At one point in our lives, we learn to stop expecting life to give us things. For me, this probably happened in elementary school, in second grade. I had missed the school bus, on the day of a field trip. I expected my stepmother to bring me to school. Because I missed the bus, and there was a field trip. She didn’t. I had already closed and locked the door behind me, so I was locked outside. I waited about an hour outside the house, ringing the doorbell intermittently. She either knew I was outside, or wanted to teach me a lesson. She told me it was my fault, my problem. I missed an out of state field trip to the War World II museum, and it was technically my fault for missing the bus. I expected her to, like a normal parent, to bring me to the school, five minutes away. That morning, I learned a very hard lesson: never expect life to give you anything, or make anything easy. The sooner you learn that, the better off you are for it.
So since then, anything that I wanted, I learned that I had to get it myself. I set a very early goal of going to college. I knew it was going to be hard, and that I would be on my own. I always made sure I had the best grades possible, situation permitted. Elementary school was easy for me. I didn’t have any friends, but school itself was easy. I knew what was expected of me and made sure to do extra. Middle school, life was a different story. I could no longer just do my homework and expect good grades. I had to start working to get them. I had to work towards getting into organizations that I wanted to be in. Middle school helped me to learn how to set reasonable goals and work to achieve them.
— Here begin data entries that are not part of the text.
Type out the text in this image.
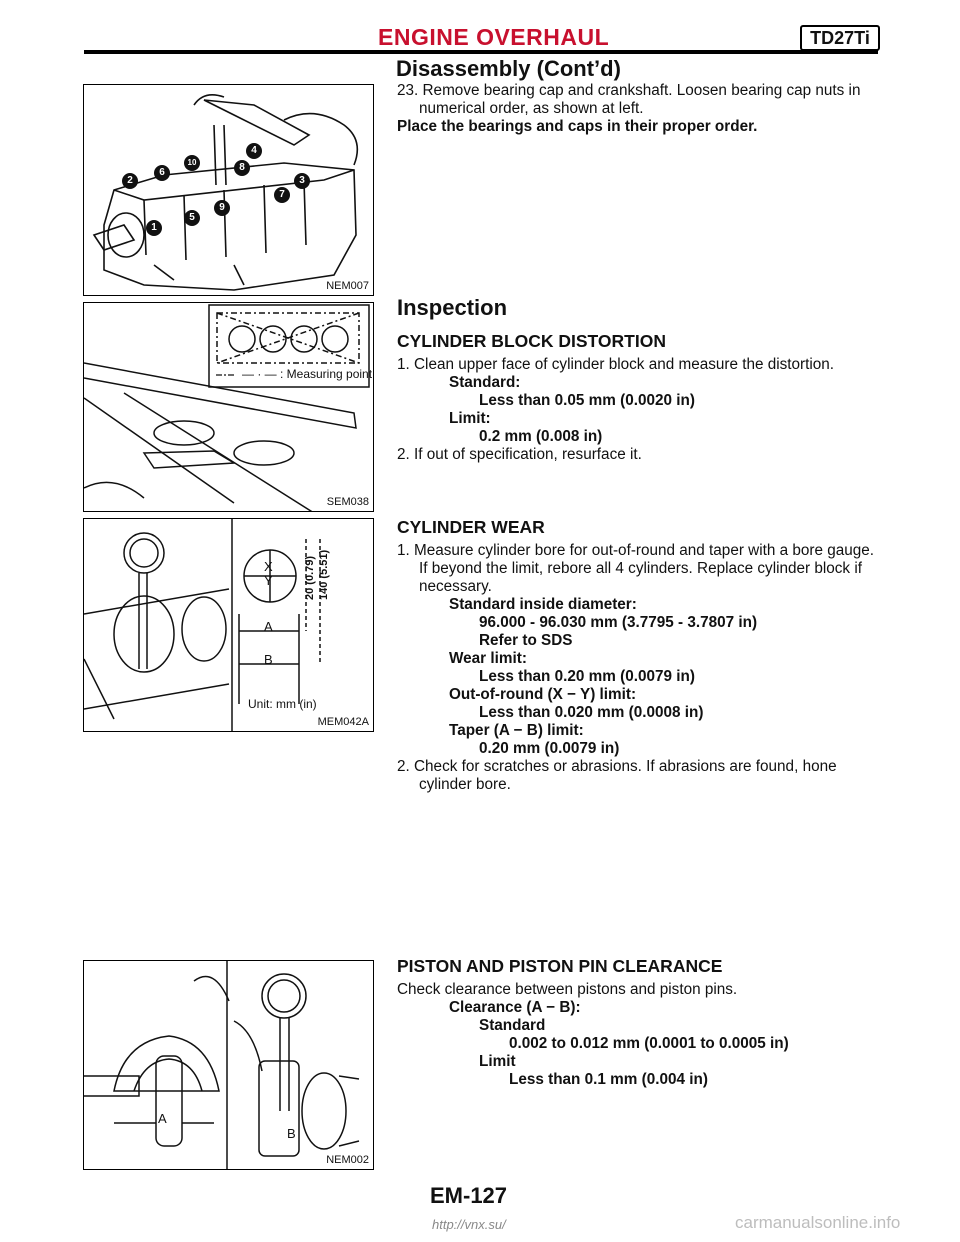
ENGINE OVERHAUL	TD27Ti
Disassembly (Cont’d)
NEM007
1
2	3
4
5
6
7
8
9
10
— · — : Measuring point
SEM038
X
Y
A
B
20 (0.79) 140 (5.51)
Unit: mm (in)
MEM042A
A
B
NEM002

23. Remove bearing cap and crankshaft. Loosen bearing cap nuts in numerical order, as shown at left.

Place the bearings and caps in their proper order.

Inspection

CYLINDER BLOCK DISTORTION

1. Clean upper face of cylinder block and measure the distortion.

Standard:

Less than 0.05 mm (0.0020 in)

Limit:

0.2 mm (0.008 in)

2. If out of specification, resurface it.

CYLINDER WEAR

1. Measure cylinder bore for out-of-round and taper with a bore gauge. If beyond the limit, rebore all 4 cylinders. Replace cylinder block if necessary.

Standard inside diameter:

96.000 - 96.030 mm (3.7795 - 3.7807 in)

Refer to SDS

Wear limit:

Less than 0.20 mm (0.0079 in)

Out-of-round (X − Y) limit:

Less than 0.020 mm (0.0008 in)

Taper (A − B) limit:

0.20 mm (0.0079 in)

2. Check for scratches or abrasions. If abrasions are found, hone cylinder bore.

PISTON AND PISTON PIN CLEARANCE

Check clearance between pistons and piston pins.

Clearance (A − B):

Standard

0.002 to 0.012 mm (0.0001 to 0.0005 in)

Limit

Less than 0.1 mm (0.004 in)

EM-127
http://vnx.su/	carmanualsonline.info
Now high school, on the other hand, was not what it’s cracked up to be at all. I could easily say that those were some of the worst years of my life. I went through a lot of difficulties in school and life. Schoolwork wasn’t always hard, but it did always take work. I was striving to get into extracurricular clubs, such as National Honor Society, the Science Olympiad team, and pretty much every other club too. Somehow, I managed to always get in, even when compared to all the other students in the school (back then I always kinda felt inferior. Now I know I was not, and was top 10% of my class). I had to work hard to prove I was just as good as everyone else. The other students in my school did not have the same struggles I did. The ones I was comparing myself to, all had lots of money, lots of friends, and did not have a major chronic illness to battle or an abusive home to deal with. But I knew I could do everything they could, in my own way. I pushed and pushed to make it known that I was always ready to milk everything out of life that I could. I expected nothing from life, and often, didn’t get anything anyways.
But learning early has helped me in my life. I am very determined and persistent. If I want something, I am ready to do whatever it takes to get it. I did get into colleges that I wanted, with scholarships. Even got a full ride to one with admittance into the Honor’s College. I didn’t expect that to happen, it wasn’t a give. I had to make my own way there.
So that’s what I did, and what I try to continue to do. Not everyone has the ability to preserve and power through everything like I have. That’s okay. But just know, don’t expect life to give you anything other than what you put into it.